The success of DeepCore, the 30 megaton, ~10 GeV threshold extension of the IceCube Neutrino Observatory, lies in the exceptional clarity of the ice at depths below ~2100 m, and in the use of the surrounding IceCube detector as a robust active veto against cosmic ray muons. These muons would otherwise mask the neutrino signals of interest from the atmospheric flux, dark matter annihilations and decays, and galactic point sources. The feasibility of a phased infill of the DeepCore detector, with the ultimate goal of a precision multi-megaton particle physics detector, is currently under investigation by an international group of physicists.
     
    Phase 1 might comprise about 20 additional strings of high quantum efficiency digital optical modules at the center of the IceCube and DeepCore arrays, and would aim for a fiducial volume of ~10 MT with an energy threshold near 1 GeV. Such a detector opens a window to indirect searches for very low mass dark matter, precision measurements of atmospheric neutrino oscillations, improved sensitivity to supernova neutrinos, and first exploration of proton decay searches with a distributed volume detector. While the scientific program of such a detector is clearly rich in its own right, phase 1 would also serve a valuable function as the proving ground for constructing a much larger scale, high precision neutrino detector in the Antarctic ice. Such a detector has the unique advantage that the fiducial medium is also the support mechanism for the instrument, avoiding the need for costly and difficult cavity excavations, and permitting considerable flexibility in detector geometry and construction.
     
    To achieve the science goals of phase 1 and establish the foundation for a longer-term future detector, phase 1 would include a refined calibration program and extensive ice modeling to a level that would permit understanding of systematics at the level of a few percent, a significant advance over current IceCube analyses. This first phase of the infill would also include rejuvenation of the hot water drill system and demonstrate the possibility of smaller (~5 m) inter-string spacing, to achieve the desired low energy threshold, as well as deployment and commissioning of prototype photodetectors that would be used for the phase 2.
     
    Phase 2 would be a much more ambitious, longer term effort to achieve a detector with a fiducial mass of up to ~5 MT with a target energy threshold as low as a few 10’s of MeV. The obvious science goals for such a detector would be searches for proton decay, supernova neutrino physics with sensitivity out to ~10 Mpc (ensuring detection of supernovae every year or two), as well as potential long baseline measurements from a northern hemisphere accelerator.

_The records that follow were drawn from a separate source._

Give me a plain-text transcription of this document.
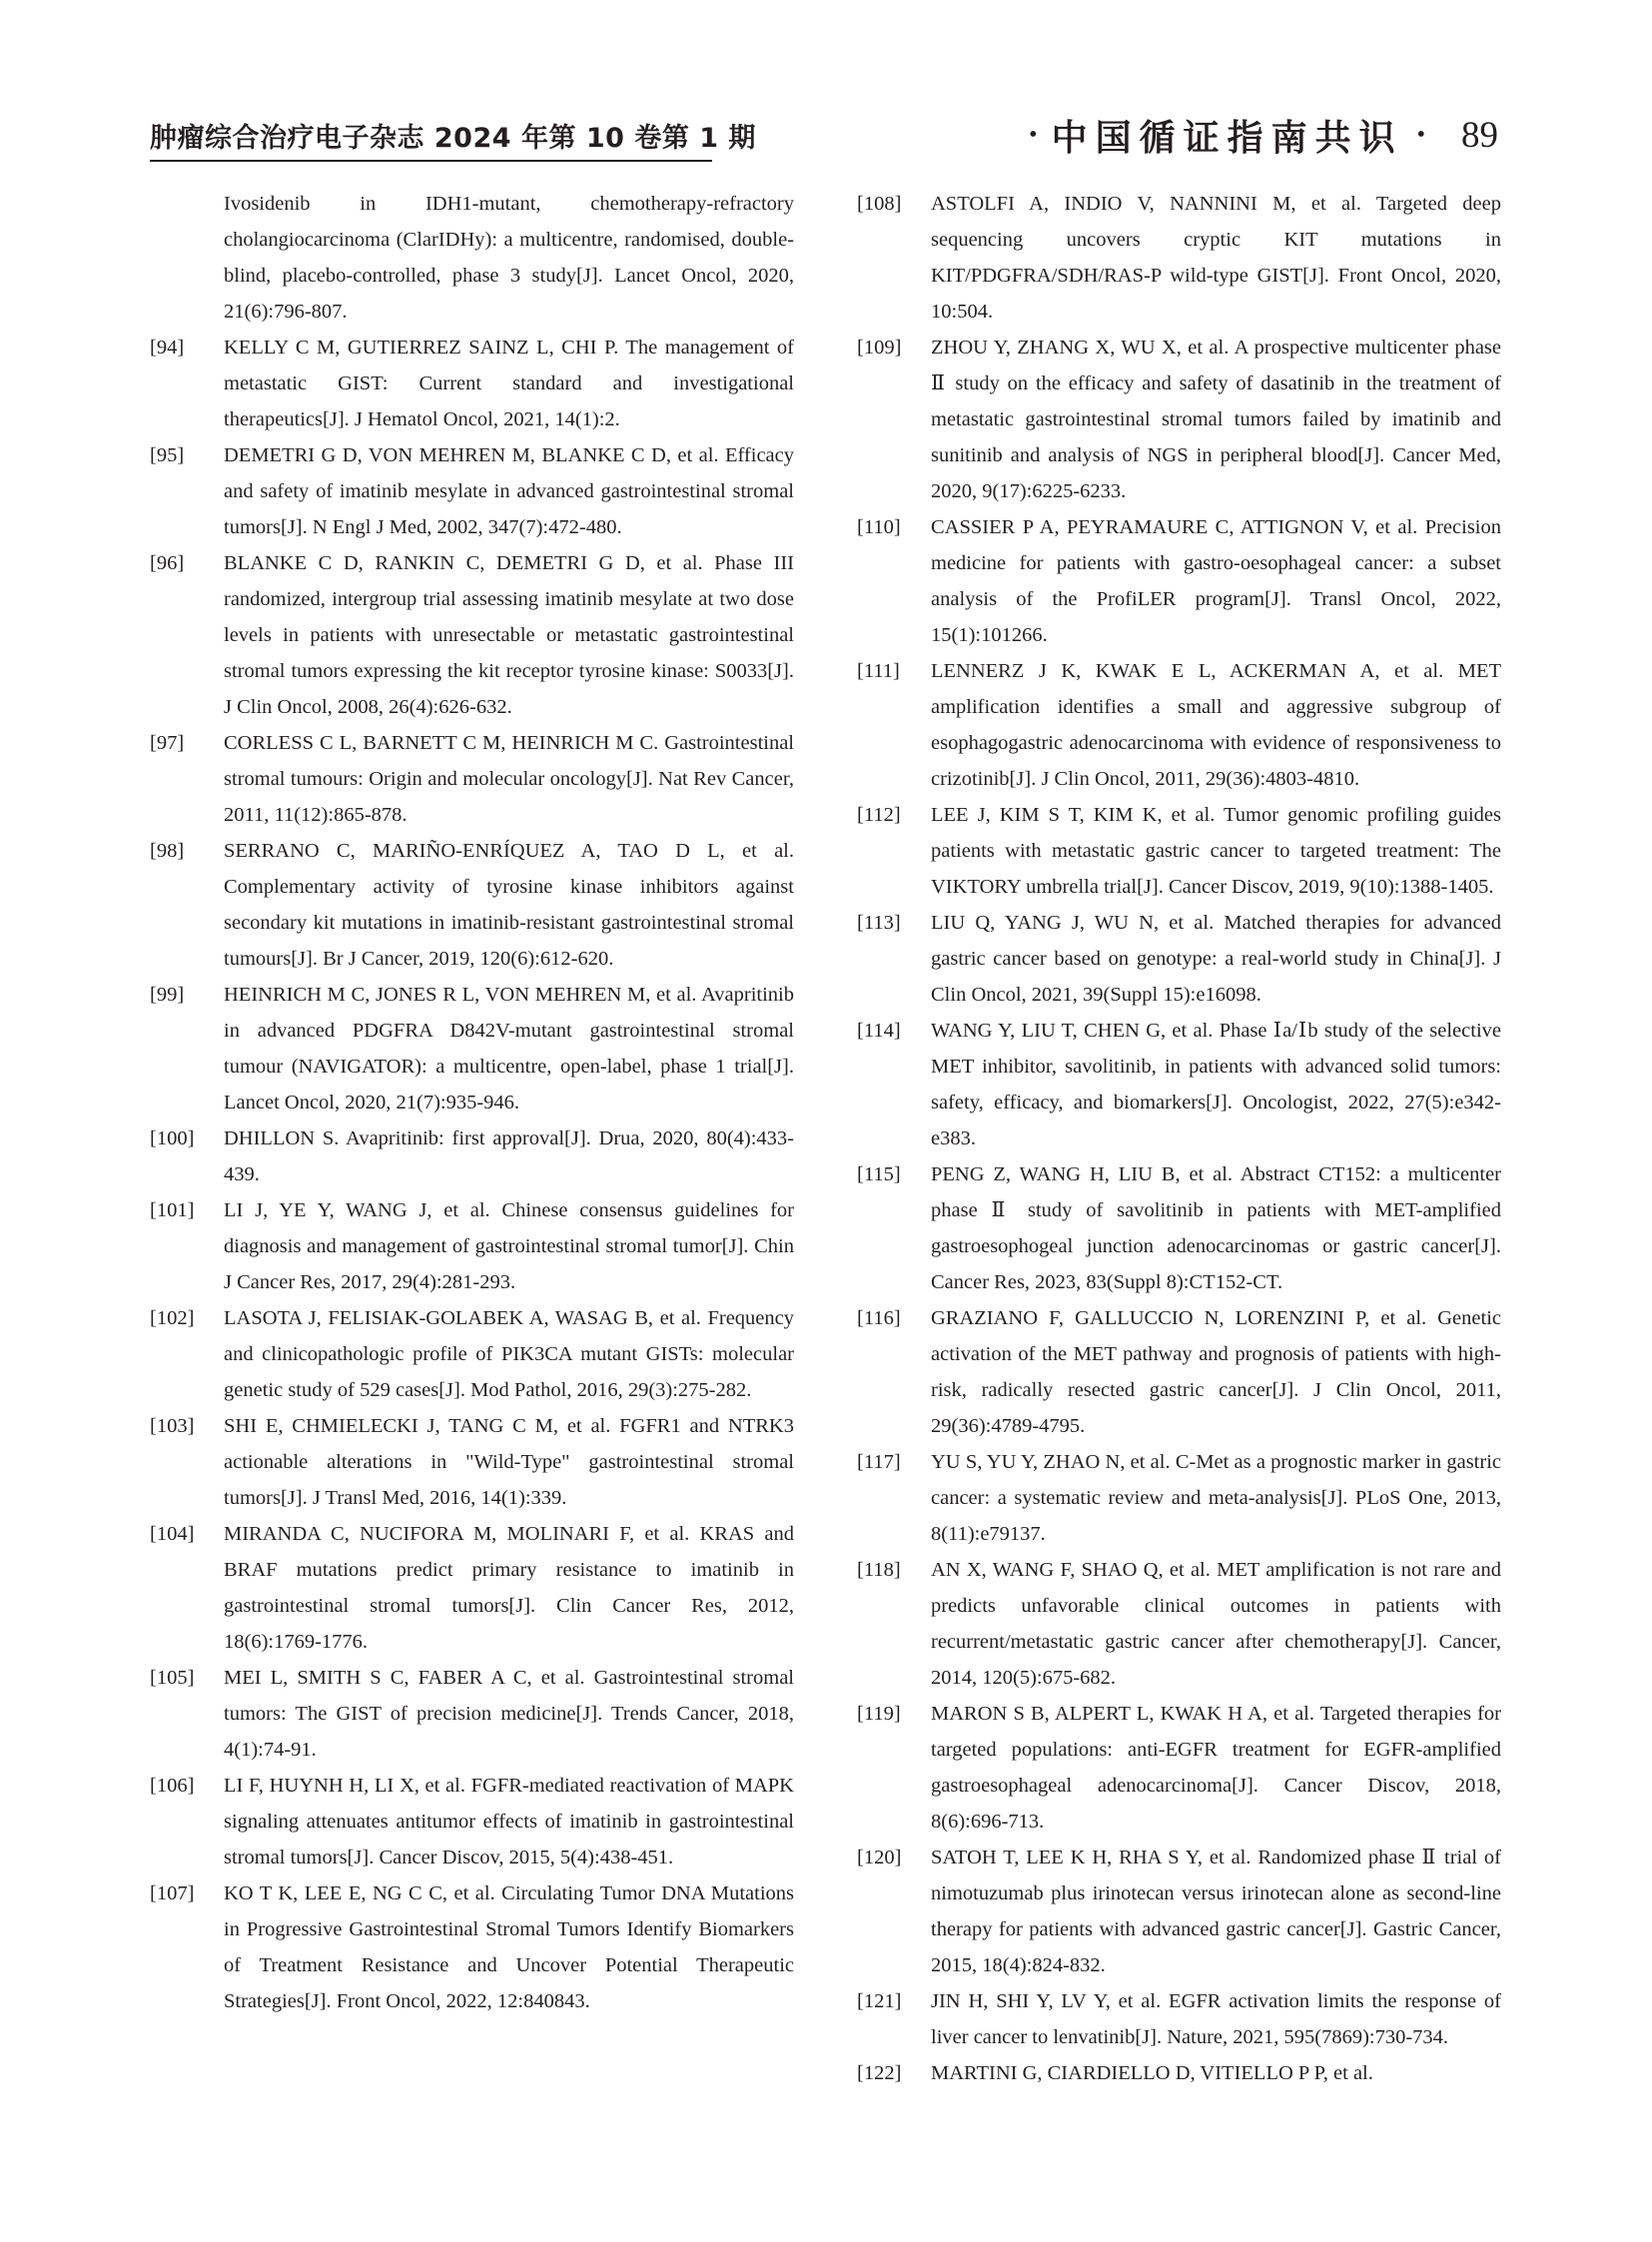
肿瘤综合治疗电子杂志 2024 年第 10 卷第 1 期	• 中国循证指南共识 • 89
Ivosidenib in IDH1-mutant, chemotherapy-refractory cholangiocarcinoma (ClarIDHy): a multicentre, randomised, double-blind, placebo-controlled, phase 3 study[J]. Lancet Oncol, 2020, 21(6):796-807.
[94]	KELLY C M, GUTIERREZ SAINZ L, CHI P. The management of metastatic GIST: Current standard and investigational therapeutics[J]. J Hematol Oncol, 2021, 14(1):2.
[95]	DEMETRI G D, VON MEHREN M, BLANKE C D, et al. Efficacy and safety of imatinib mesylate in advanced gastrointestinal stromal tumors[J]. N Engl J Med, 2002, 347(7):472-480.
[96]	BLANKE C D, RANKIN C, DEMETRI G D, et al. Phase III randomized, intergroup trial assessing imatinib mesylate at two dose levels in patients with unresectable or metastatic gastrointestinal stromal tumors expressing the kit receptor tyrosine kinase: S0033[J]. J Clin Oncol, 2008, 26(4):626-632.
[97]	CORLESS C L, BARNETT C M, HEINRICH M C. Gastrointestinal stromal tumours: Origin and molecular oncology[J]. Nat Rev Cancer, 2011, 11(12):865-878.
[98]	SERRANO C, MARIÑO-ENRÍQUEZ A, TAO D L, et al. Complementary activity of tyrosine kinase inhibitors against secondary kit mutations in imatinib-resistant gastrointestinal stromal tumours[J]. Br J Cancer, 2019, 120(6):612-620.
[99]	HEINRICH M C, JONES R L, VON MEHREN M, et al. Avapritinib in advanced PDGFRA D842V-mutant gastrointestinal stromal tumour (NAVIGATOR): a multicentre, open-label, phase 1 trial[J]. Lancet Oncol, 2020, 21(7):935-946.
[100]	DHILLON S. Avapritinib: first approval[J]. Drua, 2020, 80(4):433-439.
[101]	LI J, YE Y, WANG J, et al. Chinese consensus guidelines for diagnosis and management of gastrointestinal stromal tumor[J]. Chin J Cancer Res, 2017, 29(4):281-293.
[102]	LASOTA J, FELISIAK-GOLABEK A, WASAG B, et al. Frequency and clinicopathologic profile of PIK3CA mutant GISTs: molecular genetic study of 529 cases[J]. Mod Pathol, 2016, 29(3):275-282.
[103]	SHI E, CHMIELECKI J, TANG C M, et al. FGFR1 and NTRK3 actionable alterations in "Wild-Type" gastrointestinal stromal tumors[J]. J Transl Med, 2016, 14(1):339.
[104]	MIRANDA C, NUCIFORA M, MOLINARI F, et al. KRAS and BRAF mutations predict primary resistance to imatinib in gastrointestinal stromal tumors[J]. Clin Cancer Res, 2012, 18(6):1769-1776.
[105]	MEI L, SMITH S C, FABER A C, et al. Gastrointestinal stromal tumors: The GIST of precision medicine[J]. Trends Cancer, 2018, 4(1):74-91.
[106]	LI F, HUYNH H, LI X, et al. FGFR-mediated reactivation of MAPK signaling attenuates antitumor effects of imatinib in gastrointestinal stromal tumors[J]. Cancer Discov, 2015, 5(4):438-451.
[107]	KO T K, LEE E, NG C C, et al. Circulating Tumor DNA Mutations in Progressive Gastrointestinal Stromal Tumors Identify Biomarkers of Treatment Resistance and Uncover Potential Therapeutic Strategies[J]. Front Oncol, 2022, 12:840843.
[108]	ASTOLFI A, INDIO V, NANNINI M, et al. Targeted deep sequencing uncovers cryptic KIT mutations in KIT/PDGFRA/SDH/RAS-P wild-type GIST[J]. Front Oncol, 2020, 10:504.
[109]	ZHOU Y, ZHANG X, WU X, et al. A prospective multicenter phase Ⅱ study on the efficacy and safety of dasatinib in the treatment of metastatic gastrointestinal stromal tumors failed by imatinib and sunitinib and analysis of NGS in peripheral blood[J]. Cancer Med, 2020, 9(17):6225-6233.
[110]	CASSIER P A, PEYRAMAURE C, ATTIGNON V, et al. Precision medicine for patients with gastro-oesophageal cancer: a subset analysis of the ProfiLER program[J]. Transl Oncol, 2022, 15(1):101266.
[111]	LENNERZ J K, KWAK E L, ACKERMAN A, et al. MET amplification identifies a small and aggressive subgroup of esophagogastric adenocarcinoma with evidence of responsiveness to crizotinib[J]. J Clin Oncol, 2011, 29(36):4803-4810.
[112]	LEE J, KIM S T, KIM K, et al. Tumor genomic profiling guides patients with metastatic gastric cancer to targeted treatment: The VIKTORY umbrella trial[J]. Cancer Discov, 2019, 9(10):1388-1405.
[113]	LIU Q, YANG J, WU N, et al. Matched therapies for advanced gastric cancer based on genotype: a real-world study in China[J]. J Clin Oncol, 2021, 39(Suppl 15):e16098.
[114]	WANG Y, LIU T, CHEN G, et al. Phase Ⅰa/Ⅰb study of the selective MET inhibitor, savolitinib, in patients with advanced solid tumors: safety, efficacy, and biomarkers[J]. Oncologist, 2022, 27(5):e342-e383.
[115]	PENG Z, WANG H, LIU B, et al. Abstract CT152: a multicenter phase Ⅱ study of savolitinib in patients with MET-amplified gastroesophogeal junction adenocarcinomas or gastric cancer[J]. Cancer Res, 2023, 83(Suppl 8):CT152-CT.
[116]	GRAZIANO F, GALLUCCIO N, LORENZINI P, et al. Genetic activation of the MET pathway and prognosis of patients with high-risk, radically resected gastric cancer[J]. J Clin Oncol, 2011, 29(36):4789-4795.
[117]	YU S, YU Y, ZHAO N, et al. C-Met as a prognostic marker in gastric cancer: a systematic review and meta-analysis[J]. PLoS One, 2013, 8(11):e79137.
[118]	AN X, WANG F, SHAO Q, et al. MET amplification is not rare and predicts unfavorable clinical outcomes in patients with recurrent/metastatic gastric cancer after chemotherapy[J]. Cancer, 2014, 120(5):675-682.
[119]	MARON S B, ALPERT L, KWAK H A, et al. Targeted therapies for targeted populations: anti-EGFR treatment for EGFR-amplified gastroesophageal adenocarcinoma[J]. Cancer Discov, 2018, 8(6):696-713.
[120]	SATOH T, LEE K H, RHA S Y, et al. Randomized phase Ⅱ trial of nimotuzumab plus irinotecan versus irinotecan alone as second-line therapy for patients with advanced gastric cancer[J]. Gastric Cancer, 2015, 18(4):824-832.
[121]	JIN H, SHI Y, LV Y, et al. EGFR activation limits the response of liver cancer to lenvatinib[J]. Nature, 2021, 595(7869):730-734.
[122]	MARTINI G, CIARDIELLO D, VITIELLO P P, et al.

This detector would require the collaboration to build on successes in phase 1 activities related to calibration, development of more advanced instrumentation, and extraction of precision physics measurements from the data.
     
    The Antarctic ice cap offers an extremely large, high clarity, low noise Cherenkov medium. The reduced overburden relative to deep underground facilities can be largely neutralized by leveraging the existing IceCube and DeepCore arrays as active cosmic-ray muon vetos. There is significant scientific potential in the use of the ice as a relatively low cost, megaton-scale sub-GeV physics detector with the development of high photocathode area photon detection units coupled with high precision calibrations of the ice detection medium. Together these developments will allow measurements competitive with those from purpose-built underground facilities.